Judge endorses end-of-life care plan for Alfie Evans
A High Court judge has endorsed an end-of-life care plan for a 23-month-old boy who has been at the centre of a life-support treatment battle.
Mr Justice Hayden said the details of provisions for the final stage of Alfie Evans' life could not be made public.
Alfie's parents, Tom Evans and Kate James from Liverpool, have lost treatment fights in the High Court, Court of Appeal, Supreme Court and European Court of Human Rights.
In February, Mr Justice Hayden ruled that doctors at Alder Hey Children's Hospital in Liverpool could stop treating Alfie against the wishes of his parents following hearings in the Family Division of the High Court in London and Liverpool.

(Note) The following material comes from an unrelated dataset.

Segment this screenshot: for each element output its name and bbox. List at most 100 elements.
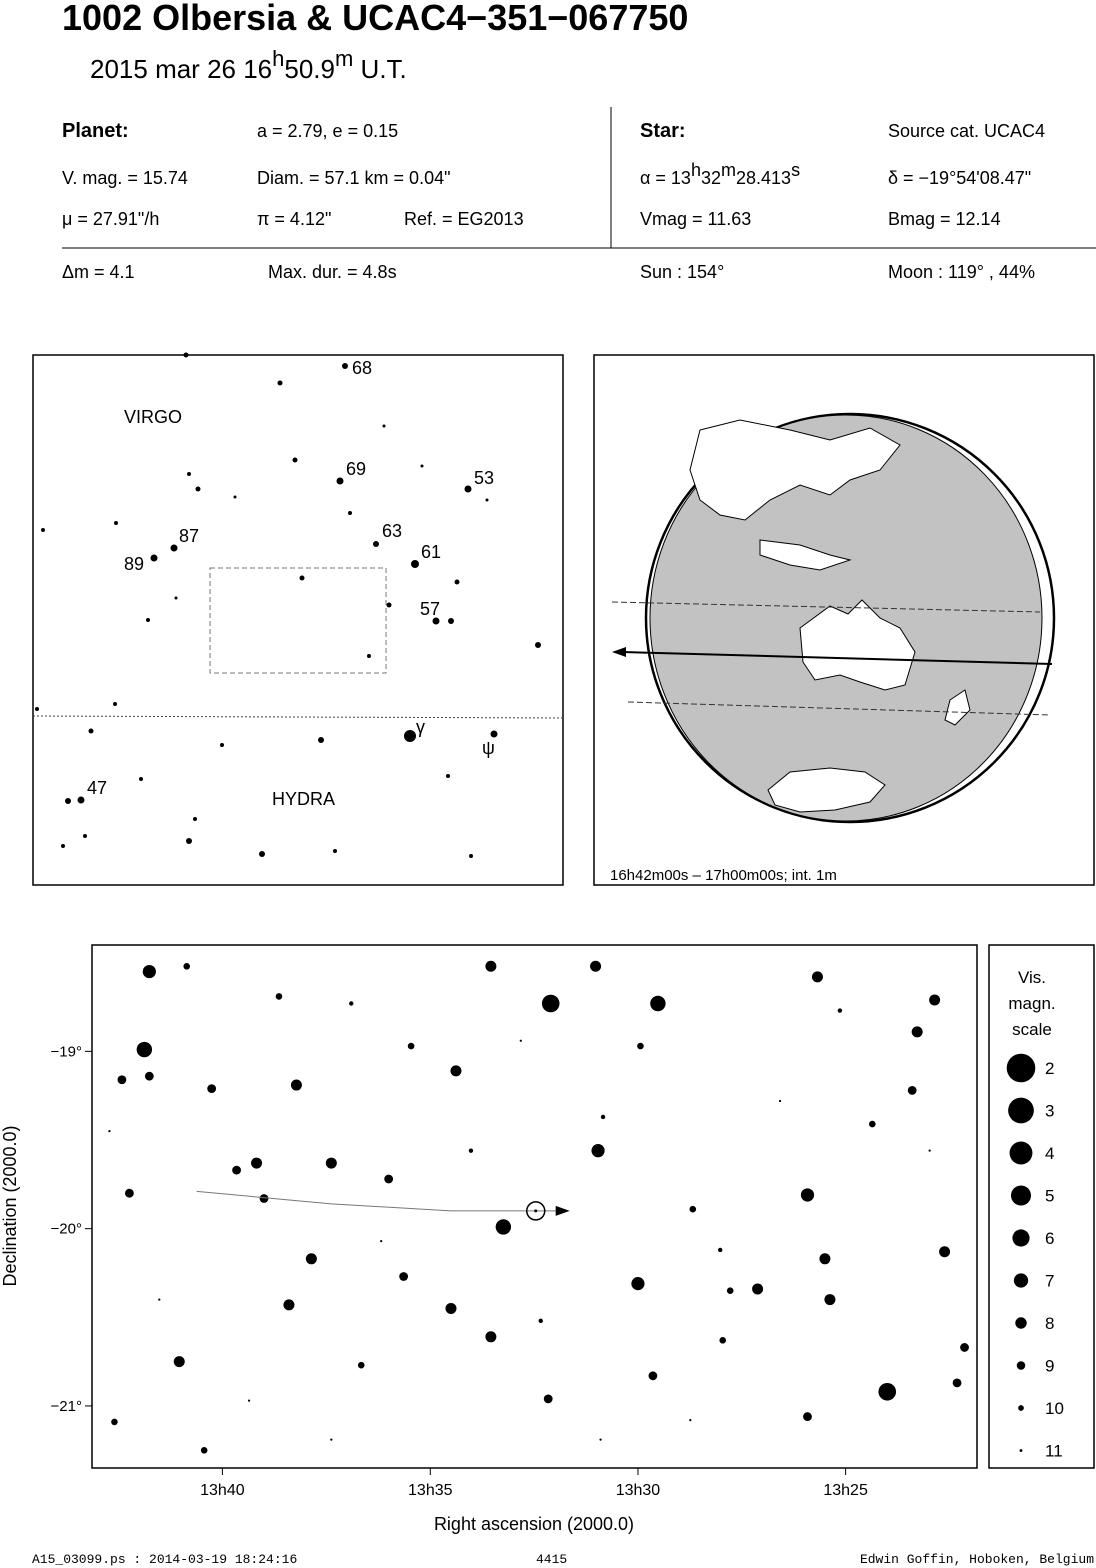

On Wednesday he endorsed a detailed plan put forward by Alder Hey doctors for withdrawing life-support treatment during a follow-up hearing in London.
The judge said detail of that plan could not be revealed because Alfie was entitled to privacy at the end of his life.
He has heard that Alfie, born on May 9 2016, is in a "semi-vegetative state'' and has a degenerative neurological condition doctors had not definitively diagnosed.
Specialists at Alder Hey said life-support treatment should stop and Mr Justice Hayden said he accepted medical evidence which showed that further treatment was futile.
Court of Appeal judges upheld his ruling.
Supreme Court justices and European Court of Human Rights judges have refused to intervene.
Alfie's parents, who are in their 20s, have complained that "the state'' is wrongly interfering with their parental choice.
They want to move Alfie to a hospital in Rome or Germany.